Yes. The macros change significantly though. Every 100g of dry pasta adds roughly 350 kcal and 70g of carbs while removing the fiber the zucchini brings. If carbs are not a concern, any short pasta or spaghetti works with the same sauce and timing.
Why does the recipe say to sauté garlic before adding the vegetables?
Two reasons. The cooking reason: garlic blooms in hot oil, releasing flavor compounds that coat the pan before anything else arrives. The science reason: allium heated in oil converts lycopene in tomatoes into a form the body absorbs more readily. The garlic and lycopene Short covers the full mechanism.

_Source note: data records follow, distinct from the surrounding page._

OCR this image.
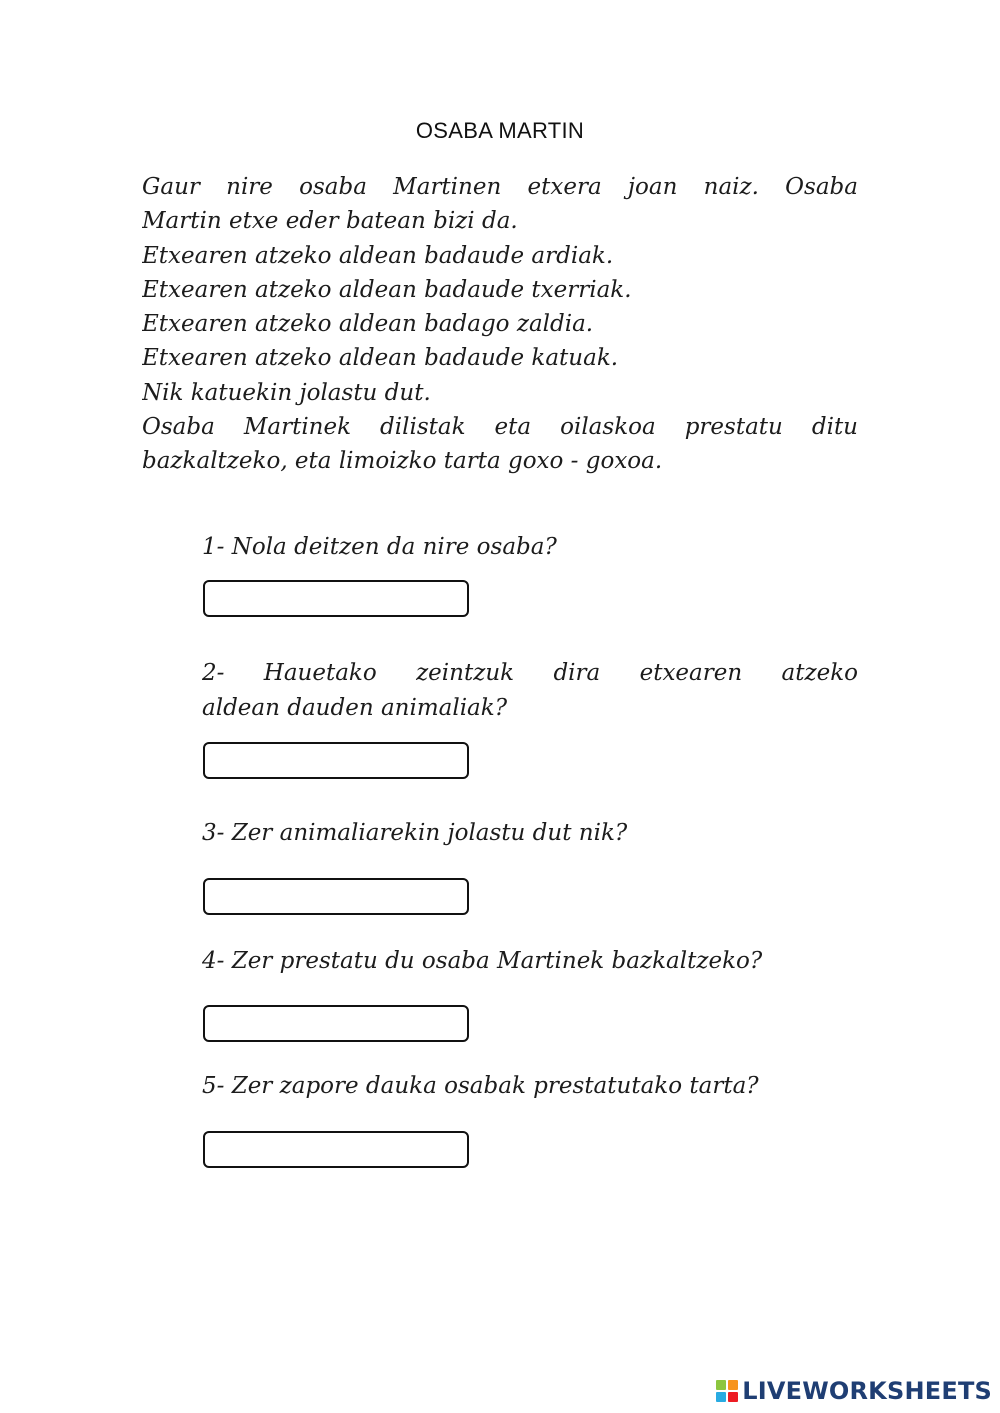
OSABA MARTIN
Gaur nire osaba Martinen etxera joan naiz. Osaba
Martin etxe eder batean bizi da.
Etxearen atzeko aldean badaude ardiak.
Etxearen atzeko aldean badaude txerriak.
Etxearen atzeko aldean badago zaldia.
Etxearen atzeko aldean badaude katuak.
Nik katuekin jolastu dut.
Osaba Martinek dilistak eta oilaskoa prestatu ditu
bazkaltzeko, eta limoizko tarta goxo - goxoa.
1- Nola deitzen da nire osaba?
2- Hauetako zeintzuk dira etxearen atzeko
aldean dauden animaliak?
3- Zer animaliarekin jolastu dut nik?
4- Zer prestatu du osaba Martinek bazkaltzeko?
5- Zer zapore dauka osabak prestatutako tarta?
LIVEWORKSHEETS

Is 24g of protein enough for a dinner?
For a single-serving dinner at 455 kcal, 24g of protein is a solid amount. That is 21% of the meal's total energy from protein, above the 20% threshold the EU uses for high-protein labeling. If you need more for a training day, an extra ounce of beef strips keeps the recipe balanced without changing the method.
Can I make this without a spiralizer?
Yes. A vegetable peeler creates thin ribbons. A knife makes thin half-moons. Either cut gives similar texture and cook time. The spiralizer shape is optional.